我不由得摸了摸喉结处,先摸到的却是那处经年的陈疤。

“有哪里不舒服吗。”

“脖子……嗓子疼。”

我哑着声音说。

江既的目光从我的脸上移到我手触碰的地方,停了几秒,然后从床头的柜子上拿起药和水,递给我。

我盯着那药仔细辨认了一会儿,抬头试着与江既商量:“能不吃吗?”

≈ot;为什么?≈ot;

“这个药要兑水,很苦。”

江既的动作不变,我大概是烧糊涂了,也没有动作,加重了语气强调,“非常苦。”

我讨厌苦的、酸的、涩的。

我的生活已经很苦很涩了,为什么还要吃苦的东西?

江既退了一步,把水杯放回床头的桌子,玻璃与桌面相碰,发出碰撞声。

他撕开药的包装,把药倒进杯子里晃了晃,又递给我,说:“暂时只有这个退烧药,这次将就,下次换其他不苦的。”
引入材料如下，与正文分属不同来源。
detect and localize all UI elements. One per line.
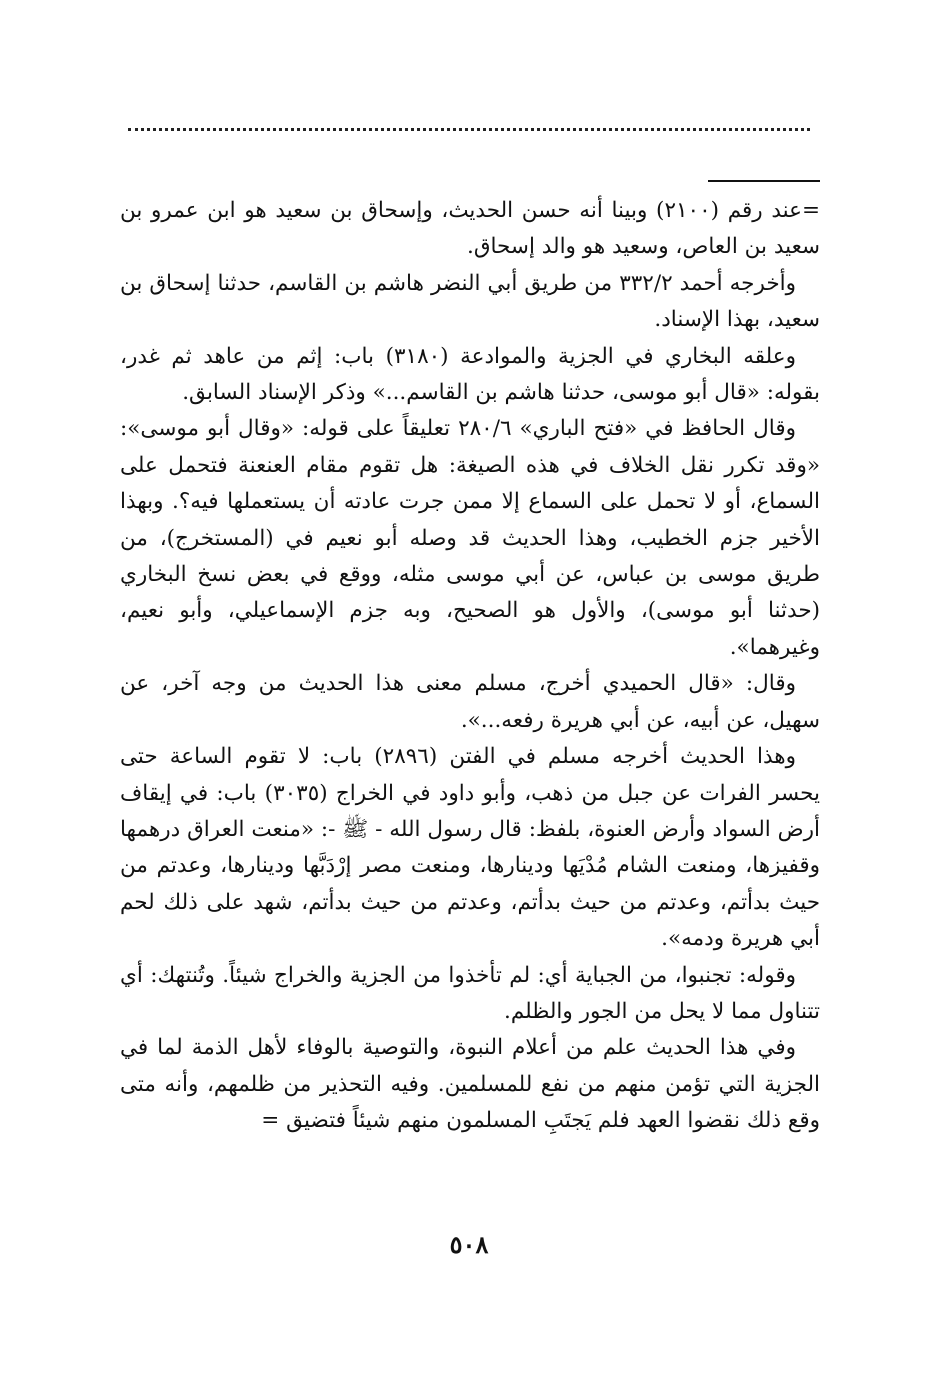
footnote-paragraph: وقال الحافظ في «فتح الباري» ٢٨٠/٦ تعليقاً على قوله: «وقال أبو موسى»: «وقد تكرر نقل الخلاف في هذه الصيغة: هل تقوم مقام العنعنة فتحمل على السماع، أو لا تحمل على السماع إلا ممن جرت عادته أن يستعملها فيه؟. وبهذا الأخير جزم الخطيب، وهذا الحديث قد وصله أبو نعيم في (المستخرج)، من طريق موسى بن عباس، عن أبي موسى مثله، ووقع في بعض نسخ البخاري (حدثنا أبو موسى)، والأول هو الصحيح، وبه جزم الإسماعيلي، وأبو نعيم، وغيرهما». [120, 416, 820, 660]
footnote-paragraph: وأخرجه أحمد ٣٣٢/٢ من طريق أبي النضر هاشم بن القاسم، حدثنا إسحاق بن سعيد، بهذا الإسناد. [120, 270, 820, 333]
footnote-paragraph: وفي هذا الحديث علم من أعلام النبوة، والتوصية بالوفاء لأهل الذمة لما في الجزية التي تؤمن منهم من نفع للمسلمين. وفيه التحذير من ظلمهم، وأنه متى وقع ذلك نقضوا العهد فلم يَجتَبِ المسلمون منهم شيئاً فتضيق = [120, 1035, 820, 1134]
footnote-rule [708, 180, 820, 182]
footnote-paragraph: وهذا الحديث أخرجه مسلم في الفتن (٢٨٩٦) باب: لا تقوم الساعة حتى يحسر الفرات عن جبل من ذهب، وأبو داود في الخراج (٣٠٣٥) باب: في إيقاف أرض السواد وأرض العنوة، بلفظ: قال رسول الله - ﷺ -: «منعت العراق درهمها وقفيزها، ومنعت الشام مُدْيَها ودينارها، ومنعت مصر إرْدَبَّها ودينارها، وعدتم من حيث بدأتم، وعدتم من حيث بدأتم، وعدتم من حيث بدأتم، شهد على ذلك لحم أبي هريرة ودمه». [120, 744, 820, 952]
dotted-divider [128, 128, 810, 131]
footnote-block [120, 193, 820, 1140]
footnote-paragraph: وقوله: تجنبوا، من الجباية أي: لم تأخذوا من الجزية والخراج شيئاً. وتُنتهك: أي تتناول مما لا يحل من الجور والظلم. [120, 962, 820, 1024]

江既来之前不知道在做什么,手上还带着点水珠,水滴顺着他骨节分明的手指流下。

他的手很奇怪,有一颗黑色的小痣长在指关节,很淡,不明显,以前我从来没发现过。

我盯着那颗小痣愣神,迟缓地将手从脖子处的陈疤挪开,接过了那杯药。

水温还有些高,我没急着喝,看着江既收回了手,随手抽了张纸擦水。

“那张银行卡是你给我的吗?”

我突然问。

做好事不留名的江既

现在想来,江都南是不会特意拿钱给我的,哪怕他想羞辱我,有的是办法,何必用钱。

他巴不得我陷入最窘迫的境地。

而我与秦木寒只有几面之缘,他没必要特意拿钱给我。

思来想去,好像只能是江既。

面前的人动作顿在半空,微皱着眉,许久没有说话。

外面的雨声淅淅沥沥,现在已是深秋,空气微凉。

发烧怕冷,我不由得压紧身上的被子,然后偏头咳了两声。